У Матвея Кувайцева в его временной мастерской дело уже шло вовсю. Поначалу, конечно, Матвей опечалился, увидев слишком озабоченного и встревоженного Ткаллера. Прежде Матвей знал его другим: приветливым, улыбчивым. А тут пришел замкнутый, зашторенный, словно эти глухие окна. Явно директор не в себе. Очевидно, компьютер вычислил неподходящие или, того хуже, вовсе ничтожные пьесы, которых Ткаллер и названия не пожелал сказать.

Но его дело переплетное. Что положено, то он совершит по совести и по всем правилам, чтоб не стыдно было перед Москвой-матушкой. Когда Кувайцев уезжал из столицы, устроил небольшое застолье, и друзья ему наказывали: «Ну, Матвей Сергеевич, главное, не посрамись. Сработай ювелирно». Теперь что же получается? Он настроился на срочную, важную, незаурядную работу, сколько материалов привез: сафьян, юфть, лайку — все легкие дорогие кожи, приспособления для рельефного тиснения, а ему говорят: просто бархат. Двух цветов. Да это любой мало-мальский местный переплетчик сделает. Зачем его вызывали, тратились? И все-таки самое обидное то, что он даже не знает, ЧТО переплетает. Как работать? Такого никогда не было. И отказаться уже нельзя, и фантазию проявить невозможно. А без фантазии какая работа?

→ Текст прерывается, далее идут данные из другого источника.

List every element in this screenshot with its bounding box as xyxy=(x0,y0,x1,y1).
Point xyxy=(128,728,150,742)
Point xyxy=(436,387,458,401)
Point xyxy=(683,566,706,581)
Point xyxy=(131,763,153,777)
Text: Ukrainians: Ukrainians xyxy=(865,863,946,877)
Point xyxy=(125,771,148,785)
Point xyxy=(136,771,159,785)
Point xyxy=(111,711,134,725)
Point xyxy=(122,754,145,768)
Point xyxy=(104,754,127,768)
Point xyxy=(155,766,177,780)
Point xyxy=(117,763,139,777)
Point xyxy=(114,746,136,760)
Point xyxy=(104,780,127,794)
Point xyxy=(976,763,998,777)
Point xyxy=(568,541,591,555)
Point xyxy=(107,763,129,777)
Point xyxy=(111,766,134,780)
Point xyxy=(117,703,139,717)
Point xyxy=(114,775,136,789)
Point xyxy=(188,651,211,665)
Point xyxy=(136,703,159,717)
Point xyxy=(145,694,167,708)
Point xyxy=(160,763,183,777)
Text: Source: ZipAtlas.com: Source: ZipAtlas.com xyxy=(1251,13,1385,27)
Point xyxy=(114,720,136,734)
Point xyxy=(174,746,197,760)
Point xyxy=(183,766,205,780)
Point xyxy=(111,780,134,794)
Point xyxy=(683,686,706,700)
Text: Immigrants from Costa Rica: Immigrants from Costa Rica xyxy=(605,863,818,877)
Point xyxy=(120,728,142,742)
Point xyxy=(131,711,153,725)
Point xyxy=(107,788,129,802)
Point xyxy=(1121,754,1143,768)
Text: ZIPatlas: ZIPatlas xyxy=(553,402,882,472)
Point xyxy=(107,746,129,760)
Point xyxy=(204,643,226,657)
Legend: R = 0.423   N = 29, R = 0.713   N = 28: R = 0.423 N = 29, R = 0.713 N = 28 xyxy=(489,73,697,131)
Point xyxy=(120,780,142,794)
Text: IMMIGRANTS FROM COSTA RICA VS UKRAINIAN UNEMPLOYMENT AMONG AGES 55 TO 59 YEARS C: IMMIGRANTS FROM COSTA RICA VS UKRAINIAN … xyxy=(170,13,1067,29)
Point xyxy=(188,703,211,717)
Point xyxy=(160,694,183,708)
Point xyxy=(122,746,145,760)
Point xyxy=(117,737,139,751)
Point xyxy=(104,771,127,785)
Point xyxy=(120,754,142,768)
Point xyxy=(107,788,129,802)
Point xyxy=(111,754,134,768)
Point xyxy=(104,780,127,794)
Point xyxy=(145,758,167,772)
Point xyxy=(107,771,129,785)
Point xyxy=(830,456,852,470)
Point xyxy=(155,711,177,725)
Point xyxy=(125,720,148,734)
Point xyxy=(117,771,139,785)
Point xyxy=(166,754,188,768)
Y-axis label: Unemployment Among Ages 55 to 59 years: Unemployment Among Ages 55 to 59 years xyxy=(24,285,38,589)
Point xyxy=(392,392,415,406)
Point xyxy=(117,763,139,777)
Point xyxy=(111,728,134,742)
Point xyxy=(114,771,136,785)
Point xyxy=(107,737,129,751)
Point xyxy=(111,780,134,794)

Напевая нечто среднее между «Дубинушкой» и «Катюшей», Матвей взялся готовить закройку бархатных тканей и картонных сторонок. На плитке в клееварке распаривался клей. Шнур Матвей признавал только пеньковый, но на такую «темную музыку» жаль и пеньку было тратить. Достал обычную тесьму с химволокном, принялся сшивать, разговаривая то с самим собой, то со своими старыми приятелями: иголкой, фанерными прокладками, линейками, переплетным ножом. Если иголка неохотно прошивала плотную неподатливую бумагу, называл ее аферисткой, шалопайкой или того хлеще — подлюгой.

Постепенно дурное настроение рассеялось. Матвей задумался, не прекращая работы и пения. Вспомнил лучшие свои творения, которые делал по особым заказам. Матвей реставрировал уникальное «Учение доминиканского монаха Фомы Аквинского», издание Святейшего Синода «Жития святых», трехтомник «Вселенная и человечество» под редакцией Ганса Кремера, а также двадцать томов «Деяний Петра Великого» и многое другое. Вот это были работы — и книги достойные, и спешки никакой.

Тогда его и приметил Ткаллер. Он приехал в Россию изучать акустику концертных залов, попал на ярмарку, где был зал редкой книги, и заинтересовался искусной реставрационной и переплетной работой. Ему представили Кувайцева. Ткаллеру понравилось, что Матвей держался с ним совершенно свободно и с удовольствием рассказывал о своем ремесле. Хорош при этом был его взгляд: с прищуром и своеобразной добродушной и тем не менее хитрой лукавинкой. Подобный прищур, растиражированный сотнями плакатов, сопровождал Ткаллера повсюду в этой стране. Но у Матвея было что-то свое, натуральное. Продолжили беседу уже в буфете, где выпили вечно юной русской водки под тихоокеанскую селедочку.